Personally I make the distinction, but I've noticed many many people do not, hence the question.

stevefan1999 · 6 years ago
Isn't it PCRE that we started to call it regex?
sacado2 · 6 years ago
One of the cool features of SAT problems is that they always terminate (if you're patient enough). Aren't regex, especially with backreferences, Turing-complete though? If so, they could be caught in an infinite loop, meaning they are more general than the SAT problem.
dmichulke · 6 years ago
Programming languages are more general than the problems they solve. (= feature, not bug)

Still, yes, you can mess up your "add 1 to the input" program and make it run infinitely.

sacado2 · 6 years ago
Yeah, I meant it the other way, if those regexps are Turing-complete, not all of them have an equivalent CNF representation, contrarily to what the article seems to state in its first paragraph (and title).

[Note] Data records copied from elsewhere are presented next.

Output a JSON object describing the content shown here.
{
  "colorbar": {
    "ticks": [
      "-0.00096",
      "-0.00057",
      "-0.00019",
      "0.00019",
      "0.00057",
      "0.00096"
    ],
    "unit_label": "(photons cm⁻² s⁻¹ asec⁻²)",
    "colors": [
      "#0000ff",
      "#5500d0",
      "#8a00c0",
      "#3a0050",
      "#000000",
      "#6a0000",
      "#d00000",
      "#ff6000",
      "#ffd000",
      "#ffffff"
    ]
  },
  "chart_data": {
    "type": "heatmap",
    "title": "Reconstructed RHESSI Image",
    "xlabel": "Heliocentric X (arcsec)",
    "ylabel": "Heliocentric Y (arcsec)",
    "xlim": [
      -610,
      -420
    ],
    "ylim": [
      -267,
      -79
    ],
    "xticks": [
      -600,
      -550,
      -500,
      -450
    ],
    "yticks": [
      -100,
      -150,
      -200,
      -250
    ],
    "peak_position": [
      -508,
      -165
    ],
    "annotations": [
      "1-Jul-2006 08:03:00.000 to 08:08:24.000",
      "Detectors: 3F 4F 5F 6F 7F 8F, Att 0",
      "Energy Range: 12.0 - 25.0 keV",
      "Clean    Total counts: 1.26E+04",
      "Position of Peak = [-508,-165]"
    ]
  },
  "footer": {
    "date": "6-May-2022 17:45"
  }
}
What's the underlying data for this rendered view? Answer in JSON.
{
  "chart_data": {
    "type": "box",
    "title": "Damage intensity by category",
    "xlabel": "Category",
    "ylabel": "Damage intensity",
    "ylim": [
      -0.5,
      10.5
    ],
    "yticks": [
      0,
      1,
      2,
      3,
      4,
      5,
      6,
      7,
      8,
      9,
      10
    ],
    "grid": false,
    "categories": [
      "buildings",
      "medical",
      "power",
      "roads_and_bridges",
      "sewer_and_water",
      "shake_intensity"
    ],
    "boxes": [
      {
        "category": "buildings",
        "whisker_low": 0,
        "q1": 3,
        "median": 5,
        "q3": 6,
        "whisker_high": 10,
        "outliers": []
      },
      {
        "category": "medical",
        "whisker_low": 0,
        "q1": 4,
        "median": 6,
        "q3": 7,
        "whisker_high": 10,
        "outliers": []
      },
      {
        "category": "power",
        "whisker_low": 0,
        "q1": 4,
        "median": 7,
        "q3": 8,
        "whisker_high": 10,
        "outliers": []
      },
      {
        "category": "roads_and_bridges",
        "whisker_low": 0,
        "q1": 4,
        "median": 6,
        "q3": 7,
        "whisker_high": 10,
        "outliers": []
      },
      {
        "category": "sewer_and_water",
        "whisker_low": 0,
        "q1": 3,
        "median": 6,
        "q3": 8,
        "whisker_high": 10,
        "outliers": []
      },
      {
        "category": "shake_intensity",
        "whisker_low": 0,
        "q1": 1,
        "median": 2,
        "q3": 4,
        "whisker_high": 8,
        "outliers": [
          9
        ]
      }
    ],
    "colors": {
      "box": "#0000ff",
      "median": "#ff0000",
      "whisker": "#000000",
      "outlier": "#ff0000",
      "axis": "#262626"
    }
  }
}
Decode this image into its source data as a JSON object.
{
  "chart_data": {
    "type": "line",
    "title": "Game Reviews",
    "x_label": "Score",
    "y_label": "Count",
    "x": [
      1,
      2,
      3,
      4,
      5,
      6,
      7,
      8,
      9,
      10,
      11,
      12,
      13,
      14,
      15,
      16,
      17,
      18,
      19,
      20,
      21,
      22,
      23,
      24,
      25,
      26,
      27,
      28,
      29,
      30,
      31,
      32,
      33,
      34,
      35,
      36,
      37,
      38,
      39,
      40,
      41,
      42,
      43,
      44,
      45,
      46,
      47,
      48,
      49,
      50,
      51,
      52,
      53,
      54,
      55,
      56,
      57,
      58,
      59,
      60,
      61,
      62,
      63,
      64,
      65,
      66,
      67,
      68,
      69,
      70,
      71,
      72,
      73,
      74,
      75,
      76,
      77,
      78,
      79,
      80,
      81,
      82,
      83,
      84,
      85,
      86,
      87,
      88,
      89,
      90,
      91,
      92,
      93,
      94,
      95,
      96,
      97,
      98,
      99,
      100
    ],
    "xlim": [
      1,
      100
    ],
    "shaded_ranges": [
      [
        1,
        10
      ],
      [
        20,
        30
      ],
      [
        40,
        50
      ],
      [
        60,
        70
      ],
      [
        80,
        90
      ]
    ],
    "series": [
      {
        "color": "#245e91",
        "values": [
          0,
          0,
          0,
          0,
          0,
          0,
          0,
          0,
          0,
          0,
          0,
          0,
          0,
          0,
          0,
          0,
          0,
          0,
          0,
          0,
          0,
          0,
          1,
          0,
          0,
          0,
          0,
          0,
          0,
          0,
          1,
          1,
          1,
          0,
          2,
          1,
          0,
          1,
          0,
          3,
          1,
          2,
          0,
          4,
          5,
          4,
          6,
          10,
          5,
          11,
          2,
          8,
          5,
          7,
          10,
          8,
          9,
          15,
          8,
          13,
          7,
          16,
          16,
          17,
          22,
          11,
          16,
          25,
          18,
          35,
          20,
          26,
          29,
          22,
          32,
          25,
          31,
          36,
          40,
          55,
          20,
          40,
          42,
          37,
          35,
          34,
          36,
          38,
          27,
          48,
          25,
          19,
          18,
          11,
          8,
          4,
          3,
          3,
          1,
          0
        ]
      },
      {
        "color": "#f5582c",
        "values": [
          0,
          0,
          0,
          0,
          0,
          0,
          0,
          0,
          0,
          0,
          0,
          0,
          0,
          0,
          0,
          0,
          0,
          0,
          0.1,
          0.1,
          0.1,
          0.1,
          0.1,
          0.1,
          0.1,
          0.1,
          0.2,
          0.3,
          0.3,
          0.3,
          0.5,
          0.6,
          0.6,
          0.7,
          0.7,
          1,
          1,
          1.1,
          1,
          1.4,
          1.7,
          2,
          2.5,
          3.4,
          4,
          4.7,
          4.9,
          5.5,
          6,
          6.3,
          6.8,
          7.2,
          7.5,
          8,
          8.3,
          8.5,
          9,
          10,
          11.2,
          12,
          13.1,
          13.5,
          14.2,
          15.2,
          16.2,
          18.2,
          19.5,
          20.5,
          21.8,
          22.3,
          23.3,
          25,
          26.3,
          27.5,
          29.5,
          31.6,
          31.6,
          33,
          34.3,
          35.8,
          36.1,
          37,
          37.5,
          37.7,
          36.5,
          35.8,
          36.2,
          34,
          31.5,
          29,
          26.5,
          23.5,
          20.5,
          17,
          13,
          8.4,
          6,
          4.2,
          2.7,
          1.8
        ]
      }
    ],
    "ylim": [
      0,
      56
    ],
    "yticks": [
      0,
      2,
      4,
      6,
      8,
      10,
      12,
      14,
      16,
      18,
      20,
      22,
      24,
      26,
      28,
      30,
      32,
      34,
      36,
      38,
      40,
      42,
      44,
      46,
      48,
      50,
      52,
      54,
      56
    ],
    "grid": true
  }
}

That being said, regexps were not initially meant to be "programming languages", so I'm not sure about the "feature, not bug" part. I'd rather have a notation that would let me solve, for instance, the "HTML tag matching" problem and would be guaranteed to always terminate, than one that also lets me implement Conway's game of life.

klyrs · 6 years ago
That "popcnt1" is also known as a 1-hot constraint.

https://en.m.wikipedia.org/wiki/One-hot

punnerud · 6 years ago
time python3 solver.py fred.cnf

Took 9min and 10seconds on RPi 3 running Ubuntu 20.04. Consuming 100% CPU and 1% RAM (1024MB).

nurettin · 6 years ago
This is actually amazing. My python programs rarely run at 100% cpu, whereas C++ binaries are usually up there. Always thought python's inefficiency causes the drop in cpu utilization.
nromiun · 6 years ago
I don't know about how efficient it is but I have always been able to peg all cores with the multiprocessing module. Even something useless like "x * x" is more then enough for 800%.
ygra · 6 years ago
Python's regex implementation is probably not written in Python, so while it's trying to match, no Python code runs; it's all /C(++)?/.